3 Un outil encourage toujours de façon plus ou moins implicite un schéma ou un langage de représentation des connaissances orientant son utilisateur vers une certaine façon (« modèle ») de se représenter le domaine et les problèmes abordés, à travers un prisme de concepts de base. Mais le modèle ne ressort souvent que de façon implicite et confuse. Il n’est pas toujours aisé pour l’acteur de repérer dans un outil en quoi consistent ses primitives conceptuelles sous-jacentes et de penser la cohérence du noyau du langage de représentation des connaissances qui lui est proposé pour agir face à son problème. Cela ressort par exemple si on considère en bureautique des outils courants pour classer des documents tels que Outlook, l’explorateur Windows, sa version annoncée en 2005 Vista, etc. : l’utilisateur sait-il nommer et relier conceptuellement les boutons, icones et services qu’il trouve sur son écran ? Dans notre cas, nous considérons que ce noyau de raison computationnelle des artefacts manipulés, qui est le modèle Hypertopic (cf. Fig.1.1), doit être le plus explicite possible et, dans l’idéal, connu et compris de l’utilisateur, spécialiste ou non. Notons que nous avons considéré dans la présente étude, comme hypothèse de travail, que c’est le même modèle qui convient au spécialiste d’IC et au non-spécialiste. Un tel choix n’a rien d’évident, et il conviendrait ultérieurement d’interroger aussi cette hypothèse.

Cela ne va pas aussi sans interrogations sur le positionnement de l’ingénieur spécialiste d’IC, qui dans notre étude est susceptible de décliner son rôle sur deux dimensions, avec :

- un rôle d’enquêteur, de médiateur et de conseil, dans une position de « front-office »

- un rôle de concepteur d’un outil générique et de support technique et fonctionnel à son usage, dans une position de « back-office ».

Ces rôles peuvent être différenciés ou cumulés en fonction des phases successives du cycle de vie de l’artefact utilisé par les acteurs. De plus, cette polarisation des rôles pour l’ingénieur IC vient croiser l’échelle de variation entre le premier et le second cas évoqués plus haut (avec où sans spécialiste de RTO) qui est à interpréter surtout comme une possibilité de variation continue entre ces deux cas extrêmes. En particulier la position de « back-office » comme concepteur et support d’un outil, conçue comme un service autour de la possibilité de réutilisations tant d’un outil que de contenus (à la limite, « sur étagère »), est une façon pour l’IC de rester présente, surtout dans une perspective où les besoins en RTO se développent tous azimuts.

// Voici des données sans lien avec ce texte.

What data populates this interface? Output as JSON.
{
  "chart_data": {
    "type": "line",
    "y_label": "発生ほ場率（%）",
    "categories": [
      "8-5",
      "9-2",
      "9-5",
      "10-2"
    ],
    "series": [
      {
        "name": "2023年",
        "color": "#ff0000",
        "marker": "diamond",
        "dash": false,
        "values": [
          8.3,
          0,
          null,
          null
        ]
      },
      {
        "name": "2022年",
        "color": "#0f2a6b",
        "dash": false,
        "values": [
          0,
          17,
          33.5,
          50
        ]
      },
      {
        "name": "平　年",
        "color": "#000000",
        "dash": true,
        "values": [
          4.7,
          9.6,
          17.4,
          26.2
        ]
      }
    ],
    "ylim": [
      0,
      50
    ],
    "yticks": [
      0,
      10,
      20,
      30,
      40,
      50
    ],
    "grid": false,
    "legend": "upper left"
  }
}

Nous devons maintenant approfondir en quoi consistent les acquis de l’IC auxquels nous faisons appel, et montrer que cet apport, loin de se limiter à un rôle d’appoint, est central pour la co-construction. Notre référence à l’IC doit pour cela être explicitée, et pour ce faire nous devons repérer au sein de cette discipline quels sont les éléments de son cadre épistémologique et de ses méthodes que nous avons choisis de privilégier pour répondre aux besoins de notre étude. L’IC est une discipline jeune, en forte évolution, et pourtant dans laquelle historiquement plusieurs voies se sont déjà développées et existent en symbiose. Nous devons préciser auxquels des acquis de l’IC nous nous référons principalement, et, concernant d’autres acquis de l’IC que nous choisirons de ne pas utiliser ou dont nous nous démarquerons, préciser s’il y a lieu la raison de cette non-utilisation.

C’est ainsi que nous aborderons la question du cadre dans lequel l’IC peut aborder les ontologies sémiotiques, cadre qui nous semble différent de celui dont l’IC s’est doté par ailleurs pour aborder traditionnellement les ontologies formelles de domaine. Mais nous avons travaillé à proposer une perspective unifiant ces deux cadres. Notre souci est à la fois de travailler sur ce qui sépare et sur ce qui réunit : d’un côté nous cherchons à argumenter pour préciser les concepts que nous posons et les théories qui leurs servent de support, et justifier ces choix par notre sujet d’étude ; d’un autre côté nous voulons renforcer les passerelles possibles entre les autres acquis de l’IC et ceux qui justifient notre approche, dans le souci d’accroître la richesse d’ensemble de la discipline, de maintenir sa cohérence et de poser des jalons pour un débat constructif entre les courants concernés.